6 Replies to “The rule of law is dead. And yet persecution by law is alive, well, and thriving in the tyranny of the New Normal”

  1. sdferr says:

    Hinderaker on the fraudulent FOIA process in the President IWonPenPhone administration: “There are two problems with the unprecedented White House review that the Obama administration has instituted. The first is that it takes forever. White House lawyers can simply sit on a subpoena until a year or two have gone by, and the potentially embarrassing issue has been forgotten. But the second problem is still more diabolical. The White House is not subject to the Freedom of Information Act. This means that if White House lawyers decide to cover up an Obama scandal by shredding documents that make the administration look bad, no one–no reporter, no Congressional committee, no private citizen–can serve a request that requires the White House to disclose what documents it destroyed. So adding a layer of White House lawyer review to the production of any sensitive documents–those with “White House equities”–means that inconvenient information may sink without a trace. We have no way of knowing how often this has happened over the last five years.”

  2. Dave J says:

    Kane was likely just acting on direction from DOJ. Its just a mater of time before they have a meeting with Mr. Thomas during which they make it clear how wrong he is to have issue with this…. if he wants to stay in politics.

  3. geoffb says:

    This is just the application of “equality of outcome” to investigations and prosecutions lest there be that true horror of “disparate impact” which, as we all know, is the one thing which must never be allowed to happen. Philly has dodged a bullet due to the heroic actions of Atty. Gen. Kane.

  4. McGehee says:

    This is not equality of outcome. This is supremacy of outcome on behalf of Democratic politicians. Especially corrupt ones. But I repeat myself.

  5. geoffb says:

    Double equality.

    Opportunity equality, all were offered bribes.
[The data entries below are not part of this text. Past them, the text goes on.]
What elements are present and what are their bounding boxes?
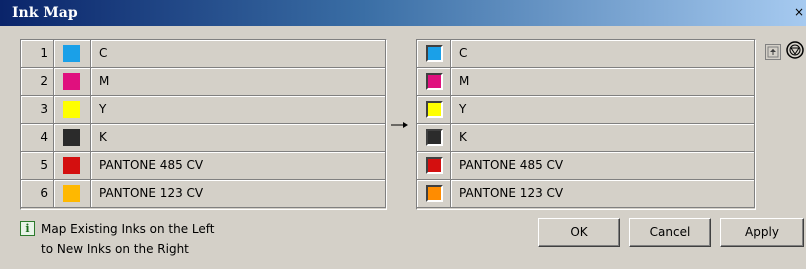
move-up-icon[interactable] (765, 44, 781, 60)
ink-swatch-cell (54, 152, 91, 180)
ink-swatch (63, 45, 80, 62)
ink-name: PANTONE 485 CV (451, 152, 755, 180)
ink-swatch-button[interactable] (417, 40, 451, 68)
ink-swatch (426, 185, 443, 202)
new-ink-row[interactable]: PANTONE 485 CV (417, 152, 755, 180)
ink-name: K (451, 124, 755, 152)
ink-swatch (63, 73, 80, 90)
ink-number: 4 (21, 124, 54, 152)
new-ink-row[interactable]: Y (417, 96, 755, 124)
ink-name: PANTONE 123 CV (451, 180, 755, 208)
existing-ink-row[interactable]: 3 Y (21, 96, 386, 124)
existing-ink-row[interactable]: 1 C (21, 40, 386, 68)
new-inks-list[interactable]: C M Y K PANTONE 485 CV PANTONE 123 CV (416, 39, 756, 210)
info-message: Map Existing Inks on the Left to New Ink… (41, 219, 215, 259)
existing-inks-list[interactable]: 1 C 2 M 3 Y 4 K 5 PANTONE 485 CV 6 PANTO… (20, 39, 387, 210)
cancel-button[interactable]: Cancel (629, 218, 711, 247)
ink-name: M (451, 68, 755, 96)
info-line-1: Map Existing Inks on the Left (41, 222, 215, 236)
ink-swatch (63, 129, 80, 146)
ink-swatch-button[interactable] (417, 180, 451, 208)
ink-swatch (63, 157, 80, 174)
ink-gamut-icon[interactable] (785, 40, 805, 60)
new-ink-row[interactable]: PANTONE 123 CV (417, 180, 755, 208)
info-line-2: to New Inks on the Right (41, 242, 189, 256)
close-icon[interactable]: × (794, 5, 804, 19)
ink-name: PANTONE 123 CV (91, 180, 386, 208)
ink-number: 2 (21, 68, 54, 96)
existing-ink-row[interactable]: 2 M (21, 68, 386, 96)
ink-name: Y (91, 96, 386, 124)
ink-swatch-cell (54, 180, 91, 208)
ink-name: Y (451, 96, 755, 124)
ink-swatch (63, 101, 80, 118)
ink-swatch (426, 129, 443, 146)
existing-ink-row[interactable]: 6 PANTONE 123 CV (21, 180, 386, 208)
existing-ink-row[interactable]: 5 PANTONE 485 CV (21, 152, 386, 180)
ink-swatch-cell (54, 68, 91, 96)
ink-swatch-button[interactable] (417, 124, 451, 152)
window-title: Ink Map (12, 5, 78, 21)
ink-swatch-cell (54, 40, 91, 68)
ink-name: M (91, 68, 386, 96)
ink-swatch (426, 101, 443, 118)
ink-number: 6 (21, 180, 54, 208)
ok-button[interactable]: OK (538, 218, 620, 247)
ink-swatch (426, 157, 443, 174)
ink-swatch (426, 45, 443, 62)
apply-button[interactable]: Apply (720, 218, 804, 247)
ink-map-dialog: Ink Map × 1 C 2 M 3 Y 4 K 5 PANTONE 485 … (0, 0, 806, 269)
ink-swatch-cell (54, 96, 91, 124)
ink-swatch-cell (54, 124, 91, 152)
ink-number: 5 (21, 152, 54, 180)
title-bar[interactable]: Ink Map × (0, 0, 806, 26)
ink-swatch (63, 185, 80, 202)
new-ink-row[interactable]: C (417, 40, 755, 68)
ink-name: C (451, 40, 755, 68)
ink-swatch-button[interactable] (417, 96, 451, 124)
info-icon: i (20, 221, 35, 236)
ink-swatch (426, 73, 443, 90)
new-ink-row[interactable]: M (417, 68, 755, 96)
ink-number: 1 (21, 40, 54, 68)
ink-name: C (91, 40, 386, 68)
ink-name: K (91, 124, 386, 152)
ink-swatch-button[interactable] (417, 68, 451, 96)
existing-ink-row[interactable]: 4 K (21, 124, 386, 152)
ink-number: 3 (21, 96, 54, 124)
new-ink-row[interactable]: K (417, 124, 755, 152)
ink-swatch-button[interactable] (417, 152, 451, 180)
arrow-right-icon (391, 122, 408, 128)
ink-name: PANTONE 485 CV (91, 152, 386, 180)
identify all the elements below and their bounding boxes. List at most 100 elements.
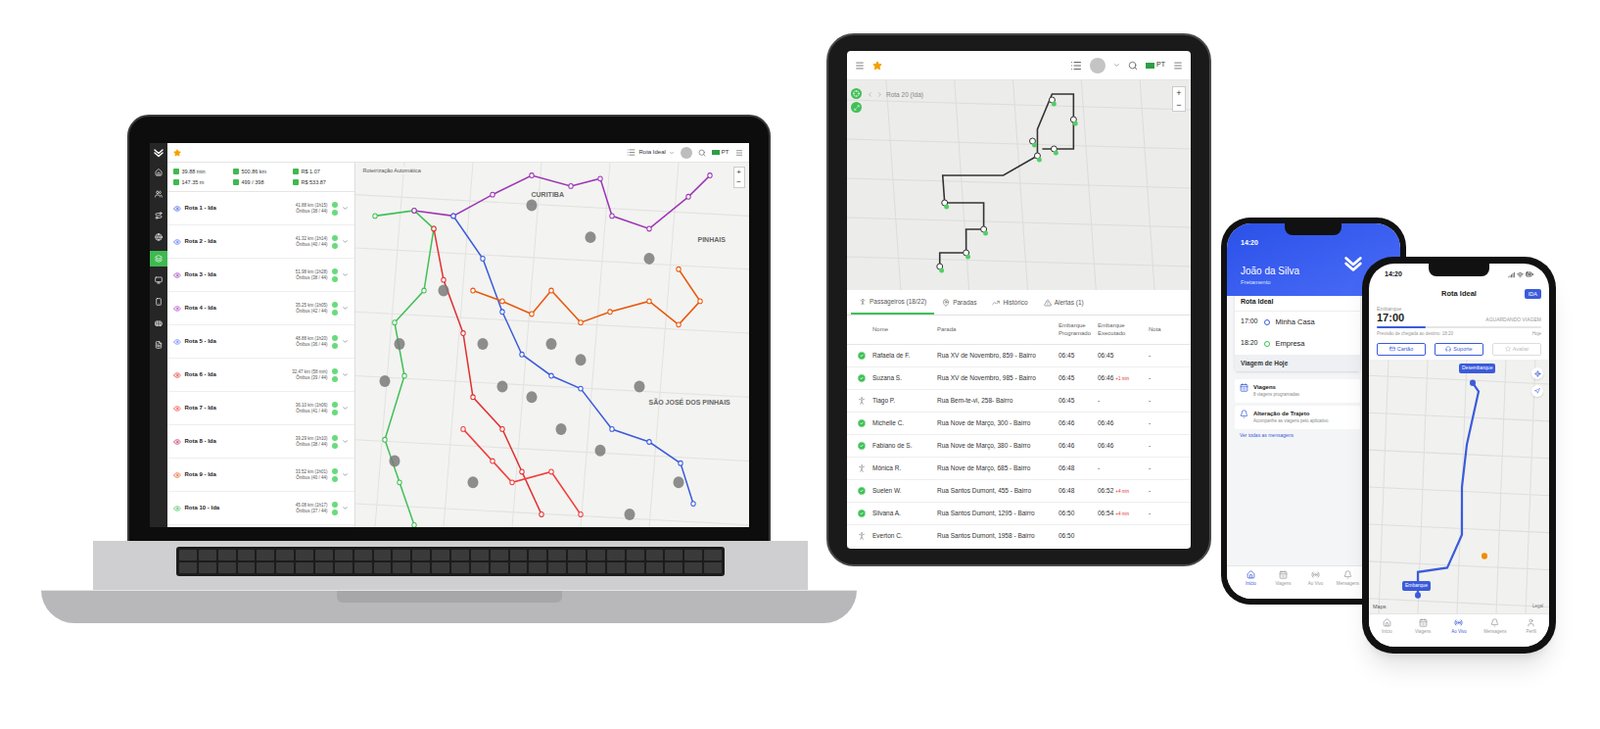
breadcrumb: Rota 20 (Ida) xyxy=(866,90,924,100)
visibility-icon[interactable] xyxy=(173,304,182,313)
zoom-button[interactable]: + xyxy=(734,167,745,178)
menu-icon[interactable] xyxy=(854,60,865,71)
brand-logo-icon xyxy=(152,146,165,159)
tab-item[interactable]: Ao Vivo xyxy=(1441,617,1478,647)
language-selector[interactable]: PT xyxy=(1145,59,1166,71)
table-row[interactable]: Everton C.Rua Santos Dumont, 1958 - Bair… xyxy=(847,524,1191,548)
walk-button[interactable] xyxy=(1531,384,1544,397)
search-icon[interactable] xyxy=(1128,60,1138,71)
tablet-map[interactable]: Rota 20 (Ida) +− xyxy=(847,80,1191,290)
message-card[interactable]: Viagens8 viagens programadas xyxy=(1234,378,1361,403)
visibility-icon[interactable] xyxy=(173,237,182,246)
menu-icon[interactable] xyxy=(735,148,744,157)
search-icon[interactable] xyxy=(698,148,706,157)
route-row[interactable]: Rota 3 - Ida51.98 km (1h28)Ônibus (38 / … xyxy=(167,258,355,292)
tab[interactable]: Histórico xyxy=(984,289,1036,315)
table-row[interactable]: Fabiano de S.Rua Nove de Março, 380 - Ba… xyxy=(847,434,1191,458)
route-row[interactable]: Rota 9 - Ida33.52 km (1h01)Ônibus (40 / … xyxy=(167,458,355,492)
table-row[interactable]: Silvana A.Rua Santos Dumont, 1295 - Bair… xyxy=(847,502,1191,525)
nav-item[interactable] xyxy=(149,272,168,288)
map-tool-button[interactable] xyxy=(850,88,862,99)
route-row[interactable]: Rota 1 - Ida41.88 km (1h15)Ônibus (38 / … xyxy=(167,191,355,226)
visibility-icon[interactable] xyxy=(173,404,182,413)
action-button[interactable]: Cartão xyxy=(1376,342,1426,356)
expand-icon[interactable] xyxy=(341,271,349,279)
expand-icon[interactable] xyxy=(341,437,349,445)
expand-icon[interactable] xyxy=(341,237,349,245)
visibility-icon[interactable] xyxy=(173,504,182,513)
visibility-icon[interactable] xyxy=(173,337,182,346)
message-card[interactable]: Alteração de TrajetoAcompanhe as viagens… xyxy=(1234,405,1361,429)
favorite-icon[interactable] xyxy=(173,148,182,157)
nav-item[interactable] xyxy=(149,186,168,202)
nav-item[interactable] xyxy=(149,250,168,267)
route-card[interactable]: Rota Ideal17:00Minha Casa18:20EmpresaVia… xyxy=(1234,291,1361,372)
nav-icon xyxy=(154,211,163,220)
map-tool-button[interactable] xyxy=(850,101,862,113)
table-row[interactable]: Rafaela de F.Rua XV de Novembro, 859 - B… xyxy=(847,344,1191,368)
language-selector[interactable]: PT xyxy=(711,147,730,157)
tab-item[interactable]: Mensagens xyxy=(1476,617,1513,647)
table-row[interactable]: Suelen W.Rua Santos Dumont, 455 - Bairro… xyxy=(847,479,1191,503)
tab-item[interactable]: Perfil xyxy=(1512,617,1550,647)
table-row[interactable]: Michelle C.Rua Nove de Março, 300 - Bair… xyxy=(847,412,1191,435)
table-row[interactable]: Mônica R.Rua Nove de Março, 685 - Bairro… xyxy=(847,457,1191,480)
avatar[interactable] xyxy=(680,146,693,159)
zoom-button[interactable]: − xyxy=(734,177,745,188)
nav-item[interactable] xyxy=(149,164,168,181)
menu-icon[interactable] xyxy=(1173,60,1183,71)
expand-icon[interactable] xyxy=(341,304,349,312)
visibility-icon[interactable] xyxy=(173,437,182,446)
tab-item[interactable]: Início xyxy=(1368,617,1406,647)
visibility-icon[interactable] xyxy=(173,204,182,213)
back-icon[interactable] xyxy=(866,91,874,98)
expand-icon[interactable] xyxy=(341,470,349,478)
locate-button[interactable] xyxy=(1531,367,1544,379)
expand-icon[interactable] xyxy=(341,337,349,345)
live-map[interactable]: DesembarqueEmbarqueMapsLegal xyxy=(1368,359,1550,613)
expand-icon[interactable] xyxy=(341,404,349,412)
visibility-icon[interactable] xyxy=(173,271,182,280)
table-row[interactable]: Tiago P.Rua Bem-te-vi, 258- Bairro06:45-… xyxy=(847,389,1191,413)
nav-item[interactable] xyxy=(149,293,168,310)
routes-map[interactable]: Roteirização AutomáticaCURITIBAPINHAISSÃ… xyxy=(355,162,750,527)
routes-panel: 39.88 min500.86 kmR$ 1.07147.35 m499 / 3… xyxy=(167,162,356,527)
nav-item[interactable] xyxy=(149,315,168,331)
tab-item[interactable]: Ao Vivo xyxy=(1299,569,1332,588)
expand-icon[interactable] xyxy=(341,504,349,512)
nav-icon xyxy=(154,233,163,241)
topbar: Rota Ideal PT xyxy=(167,142,750,163)
tablet-screen: PT Rota 20 (Ida) +− Passageiros (18/22)Para… xyxy=(847,50,1191,549)
expand-icon[interactable] xyxy=(341,371,349,378)
zoom-button[interactable]: + xyxy=(1173,87,1185,99)
route-row[interactable]: Rota 7 - Ida36.10 km (1h06)Ônibus (41 / … xyxy=(167,391,355,425)
tab-item[interactable]: Início xyxy=(1234,569,1268,588)
action-button[interactable]: Suporte xyxy=(1434,342,1484,356)
forward-icon[interactable] xyxy=(876,91,884,98)
nav-item[interactable] xyxy=(149,336,168,353)
route-row[interactable]: Rota 10 - Ida45.08 km (1h17)Ônibus (37 /… xyxy=(167,491,355,525)
route-row[interactable]: Rota 6 - Ida32.47 km (58 min)Ônibus (39 … xyxy=(167,358,355,392)
tab-item[interactable]: Viagens xyxy=(1405,617,1442,647)
expand-icon[interactable] xyxy=(341,204,349,212)
tab-item[interactable]: Viagens xyxy=(1267,569,1300,588)
tab[interactable]: Alertas (1) xyxy=(1035,289,1092,315)
table-row[interactable]: Suzana S.Rua XV de Novembro, 985 - Bairr… xyxy=(847,367,1191,390)
list-icon[interactable] xyxy=(1070,59,1083,72)
all-messages-link[interactable]: Ver todas as mensagens xyxy=(1234,431,1361,440)
route-row[interactable]: Rota 8 - Ida39.29 km (1h10)Ônibus (38 / … xyxy=(167,424,355,459)
route-row[interactable]: Rota 2 - Ida41.32 km (1h14)Ônibus (40 / … xyxy=(167,225,355,259)
route-selector[interactable]: Rota Ideal xyxy=(626,147,674,157)
visibility-icon[interactable] xyxy=(173,371,182,379)
nav-item[interactable] xyxy=(149,229,168,245)
zoom-button[interactable]: − xyxy=(1173,98,1185,111)
tab[interactable]: Passageiros (18/22) xyxy=(850,289,935,315)
nav-item[interactable] xyxy=(149,207,168,224)
tab-item[interactable]: Mensagens xyxy=(1331,569,1365,588)
avatar[interactable] xyxy=(1089,57,1106,74)
visibility-icon[interactable] xyxy=(173,470,182,479)
favorite-icon[interactable] xyxy=(872,60,883,71)
tab[interactable]: Paradas xyxy=(934,289,985,315)
route-row[interactable]: Rota 5 - Ida48.88 km (1h20)Ônibus (36 / … xyxy=(167,325,355,359)
route-row[interactable]: Rota 4 - Ida35.25 km (1h05)Ônibus (42 / … xyxy=(167,291,355,326)
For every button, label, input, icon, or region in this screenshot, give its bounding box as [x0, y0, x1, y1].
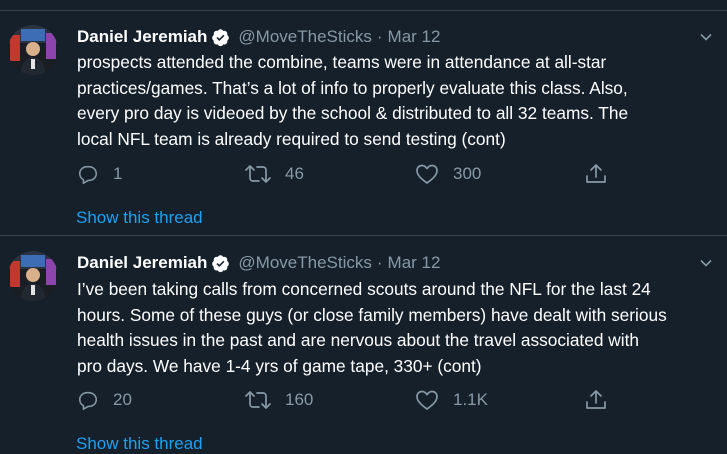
separator-dot: · — [376, 27, 383, 46]
like-count: 300 — [453, 164, 482, 183]
avatar[interactable] — [8, 251, 58, 301]
show-thread-link[interactable]: Show this thread — [76, 208, 203, 228]
reply-icon — [77, 163, 99, 185]
tweet-text-line: pro days. We have 1-4 yrs of game tape, … — [77, 355, 482, 376]
tweet-text-line: hours. Some of these guys (or close fami… — [77, 304, 667, 325]
reply-button[interactable]: 20 — [77, 386, 132, 414]
chevron-down-icon[interactable] — [699, 256, 713, 270]
tweet-actions: 1 46 300 — [77, 160, 617, 188]
tweet-date[interactable]: Mar 12 — [388, 253, 441, 273]
tweet-header: Daniel Jeremiah @MoveTheSticks · Mar 12 — [77, 25, 440, 49]
tweet-text-line: I’ve been taking calls from concerned sc… — [77, 279, 651, 299]
tweet-divider — [0, 235, 727, 236]
tweet-actions: 20 160 1.1K — [77, 386, 617, 414]
author-handle[interactable]: @MoveTheSticks — [238, 27, 371, 47]
verified-badge-icon — [211, 28, 230, 47]
retweet-count: 160 — [285, 390, 314, 409]
tweet-text-line: every pro day is videoed by the school &… — [77, 103, 629, 123]
like-button[interactable]: 1.1K — [415, 386, 488, 414]
author-handle[interactable]: @MoveTheSticks — [238, 253, 371, 273]
heart-icon — [415, 163, 439, 185]
separator-dot: · — [376, 253, 383, 272]
retweet-icon — [245, 389, 271, 411]
show-thread-link[interactable]: Show this thread — [76, 434, 203, 454]
author-name[interactable]: Daniel Jeremiah — [77, 253, 207, 273]
reply-count: 1 — [113, 164, 123, 183]
heart-icon — [415, 389, 439, 411]
author-name[interactable]: Daniel Jeremiah — [77, 27, 207, 47]
tweet-text: prospects attended the combine, teams we… — [77, 50, 717, 152]
top-divider — [0, 10, 727, 11]
share-icon — [584, 162, 608, 186]
retweet-count: 46 — [285, 164, 304, 183]
reply-button[interactable]: 1 — [77, 160, 122, 188]
reply-count: 20 — [113, 390, 132, 409]
tweet-date[interactable]: Mar 12 — [388, 27, 441, 47]
avatar[interactable] — [8, 25, 58, 75]
share-button[interactable] — [584, 386, 608, 414]
share-icon — [584, 388, 608, 412]
tweet-text-line: local NFL team is already required to se… — [77, 128, 506, 149]
like-button[interactable]: 300 — [415, 160, 481, 188]
retweet-icon — [245, 163, 271, 185]
tweet-text-line: health issues in the past and are nervou… — [77, 330, 639, 350]
share-button[interactable] — [584, 160, 608, 188]
reply-icon — [77, 389, 99, 411]
verified-badge-icon — [211, 254, 230, 273]
like-count: 1.1K — [453, 390, 488, 409]
tweet-text-line: prospects attended the combine, teams we… — [77, 52, 607, 72]
chevron-down-icon[interactable] — [699, 30, 713, 44]
tweet-text-line: practices/games. That’s a lot of info to… — [77, 77, 628, 98]
tweet-header: Daniel Jeremiah @MoveTheSticks · Mar 12 — [77, 251, 440, 275]
retweet-button[interactable]: 46 — [245, 160, 304, 188]
retweet-button[interactable]: 160 — [245, 386, 313, 414]
tweet-text: I’ve been taking calls from concerned sc… — [77, 277, 717, 379]
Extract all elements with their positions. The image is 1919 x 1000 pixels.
    Outcome equality, none were arrested, charged or convicted.

    That some got a bit more of the old equality that others is an affirmative feature.

  6. geoffb says:

    You’d almost think that something changed radically at the federal level in 2009.

    Additionally, state and federal agents employed “Gestapo-like” techniques in search and seizure of so-called “evidence”, including improper service of search-warrants.

    Men in bullet-proof vests, with M-16 rifles came into homes where women were alone.

    In one house, more than 20 agents with guns drawn, terrorized screaming toddlers and left them unsupervised while the parents were roughed up, searched, handcuffed, and taken outside the home. To this day, these children display post-traumatic stress symptoms.